Knowing that Lise will be dead the next morning doesn’t offer much light on the story, though. We don’t know who will commit the murder. Throughout the day Lise will meet several brutal men, and we will keep wondering, “Is it him?” But even if we did know who the murderer was early on, we would still have no idea why. And that is the crux of this story: why does this woman end up dead the next morning?

So we know the story won’t end happily. But, the story doesn’t begin happily either. Lise is going on a holiday, and she’s trying to find the perfect dress. Just when she thinks she’s found one, the sales clerk tells her it is made of that new stain-resistant material. Lise freaks out, giving us our first clue early on that Lisa is just not a stable person. This is not a comical scene, either; it’s uncomfortable to read. Spark has us in her control immediately, and her confidence is apparent without getting in the way.

Finally, Lise does find an awful dress she likes and goes to the airport. She keeps telling people that she’s going on holiday and that her boyfriend is waiting for her at the other end. However, we get the sense that she doesn’t know who this man is yet, only that she will know him when she sees him. And, just as in The Prime of Miss Jean Brodie we get Jean’s common refrain “I am in my prime” whenever she defends herself, in The Driver’s Seat we get “he’s not my type” with almost everyone Lise meets.

The chapter on the airplane is strange.  Honestly, throughout the novel I felt I was reading something by Roberto Bolaño. People just kept doing strange things for no apparent reason. It’s unsettling. It’s also at this point when we meet, Bill, one of the most unsettling characters in the novel:

Lise’s left-hand neighbor smiles. The loudspeaker tells the passengers to fasten their seat-belts and refrain from smoking. Her admirer’s brown eyes are warm, his smile, as wide as his forehead, seems to take up most of his lean face. Lise says, audibly above the other voices on the plan, ‘You look like Red Riding-Hood’s grandmother. Do you want to eat me up?’
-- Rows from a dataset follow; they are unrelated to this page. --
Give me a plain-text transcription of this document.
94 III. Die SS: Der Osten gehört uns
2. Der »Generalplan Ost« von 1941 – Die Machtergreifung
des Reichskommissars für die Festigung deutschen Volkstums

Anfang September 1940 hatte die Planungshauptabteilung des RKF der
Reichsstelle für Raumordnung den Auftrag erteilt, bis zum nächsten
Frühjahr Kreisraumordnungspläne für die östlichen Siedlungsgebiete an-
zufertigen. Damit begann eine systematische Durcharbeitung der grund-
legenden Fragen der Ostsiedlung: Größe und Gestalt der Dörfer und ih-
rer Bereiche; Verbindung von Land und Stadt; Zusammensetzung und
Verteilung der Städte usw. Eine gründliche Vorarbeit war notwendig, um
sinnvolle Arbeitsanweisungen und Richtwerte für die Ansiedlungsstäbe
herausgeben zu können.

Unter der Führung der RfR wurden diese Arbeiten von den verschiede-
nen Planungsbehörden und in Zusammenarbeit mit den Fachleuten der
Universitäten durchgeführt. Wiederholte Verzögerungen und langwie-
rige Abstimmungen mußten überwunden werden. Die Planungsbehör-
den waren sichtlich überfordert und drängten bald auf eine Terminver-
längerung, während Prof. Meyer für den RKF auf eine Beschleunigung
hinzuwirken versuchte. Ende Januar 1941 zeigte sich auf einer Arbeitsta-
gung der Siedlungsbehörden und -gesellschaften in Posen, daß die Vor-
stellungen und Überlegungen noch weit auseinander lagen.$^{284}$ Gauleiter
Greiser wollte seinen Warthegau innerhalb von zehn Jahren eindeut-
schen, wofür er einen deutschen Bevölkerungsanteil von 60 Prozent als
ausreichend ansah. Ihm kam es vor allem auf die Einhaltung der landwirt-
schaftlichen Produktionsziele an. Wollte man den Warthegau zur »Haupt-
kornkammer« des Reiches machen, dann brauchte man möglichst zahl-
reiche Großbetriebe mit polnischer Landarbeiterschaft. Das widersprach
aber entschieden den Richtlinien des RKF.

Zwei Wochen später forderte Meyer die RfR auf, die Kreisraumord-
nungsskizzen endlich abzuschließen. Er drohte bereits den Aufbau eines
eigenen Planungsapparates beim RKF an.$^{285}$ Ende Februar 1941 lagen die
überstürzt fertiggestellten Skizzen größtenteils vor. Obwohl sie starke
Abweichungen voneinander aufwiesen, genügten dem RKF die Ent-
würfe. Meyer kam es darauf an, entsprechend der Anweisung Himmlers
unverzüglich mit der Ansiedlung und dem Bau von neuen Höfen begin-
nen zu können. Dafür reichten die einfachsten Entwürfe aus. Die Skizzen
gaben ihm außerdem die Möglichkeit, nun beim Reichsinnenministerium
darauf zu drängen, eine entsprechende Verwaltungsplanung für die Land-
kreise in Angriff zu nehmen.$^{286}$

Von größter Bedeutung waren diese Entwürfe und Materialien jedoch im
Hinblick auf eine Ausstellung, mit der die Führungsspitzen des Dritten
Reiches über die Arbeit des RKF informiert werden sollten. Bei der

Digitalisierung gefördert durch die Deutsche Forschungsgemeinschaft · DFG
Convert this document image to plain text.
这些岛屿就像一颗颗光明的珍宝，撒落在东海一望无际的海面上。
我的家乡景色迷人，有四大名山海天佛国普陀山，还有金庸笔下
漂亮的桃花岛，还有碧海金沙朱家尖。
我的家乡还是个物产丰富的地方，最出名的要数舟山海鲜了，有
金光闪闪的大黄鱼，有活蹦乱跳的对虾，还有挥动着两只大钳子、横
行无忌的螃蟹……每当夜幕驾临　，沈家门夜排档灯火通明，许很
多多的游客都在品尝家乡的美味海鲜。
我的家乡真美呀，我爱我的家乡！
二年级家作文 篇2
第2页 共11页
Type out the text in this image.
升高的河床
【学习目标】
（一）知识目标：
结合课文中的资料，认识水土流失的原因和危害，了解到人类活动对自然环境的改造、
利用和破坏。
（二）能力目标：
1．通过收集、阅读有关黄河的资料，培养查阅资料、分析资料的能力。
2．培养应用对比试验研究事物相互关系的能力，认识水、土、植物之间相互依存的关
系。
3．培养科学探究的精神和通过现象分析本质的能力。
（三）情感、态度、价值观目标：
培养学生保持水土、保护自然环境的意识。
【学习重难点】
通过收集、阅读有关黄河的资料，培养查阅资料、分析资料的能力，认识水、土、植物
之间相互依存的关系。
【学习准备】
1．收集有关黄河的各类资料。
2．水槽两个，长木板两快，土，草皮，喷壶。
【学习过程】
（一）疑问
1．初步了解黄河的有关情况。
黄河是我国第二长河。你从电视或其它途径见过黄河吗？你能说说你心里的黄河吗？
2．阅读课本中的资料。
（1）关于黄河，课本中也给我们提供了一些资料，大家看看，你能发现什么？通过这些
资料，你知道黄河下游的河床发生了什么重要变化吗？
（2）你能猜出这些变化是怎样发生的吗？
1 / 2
If you’ve seen the Elizabeth Taylor film, then you cannot get this image out of your mind. Bill is just creepy as he stares, almost salivating, at Lise. He’s on a macrobiotic diet, always eschewing Yin for Yang. On his diet he is required to have one orgasm per day. He will pester Lise through much of the book. If he doesn’t, he has to make up for it the next. And it gets stranger:

The engines rev up. Her ardent neighbour’s widened lips give out a deep, satisfied laughter, while he slaps her knee in applause. Suddenly her other neighbour looks at Lise in alarm. He stares, as if recognizing her, with his brief-case on his lap, an dhis hand in the position of pulling out a batch of papers. Something about Lise, about her exchange with the man on her left, has casued a kind of paralysis in his act of fetching out some papers from his brief-case. He opesn his mouth, gasping and startled, staring at her as if she is someone he has known and forgotten and now sees again. She smiles at him; it is a smile of relief and delight. His hand moves again, hurriedly putting back the papers that he had half-drawn out of his brief-case. He trembles as he unfastens his seat-belt and makes as if to leave his seat, grabbing his brief-case.

Throughout the book, Spark has her characters flashforward a day, and we see them answering questions about Lise for police reports. Here’s what the man who abandoned his seat says:

On the evening of the following day he will tell the police quite truthfully, ‘The first time I saw her was at the airport. Then on the plane. She sat beside me.’

‘You never saw her before at any time? You didn’t know her?’

‘No, never.’

‘What was your conversation on the plane?’

‘Nothing. I moved my seat. I was afraid.’

‘Afraid?’

‘Yes, frightened. I moved to another seat, away from her.’

‘What frightened you?’

‘I don’t know.’

‘Why did you move your seat at that time?’

‘I don’t know. I must have sensed somehting.’

‘What did she say to you?’

‘Nothing much. She got her seat-belt mixed with mine. Then she was carrying on a bit with the man at the end seat.’

Unlike a Bolaño novel, however, this one does begin to resolve itself, and we begin to connect the dots in the narrative. Ultimately, it is a sad novel displaying emptiness. And, in one final effort to compare this one to The Pride of Miss Jean Brodie: I think The Driver’s Seat is better.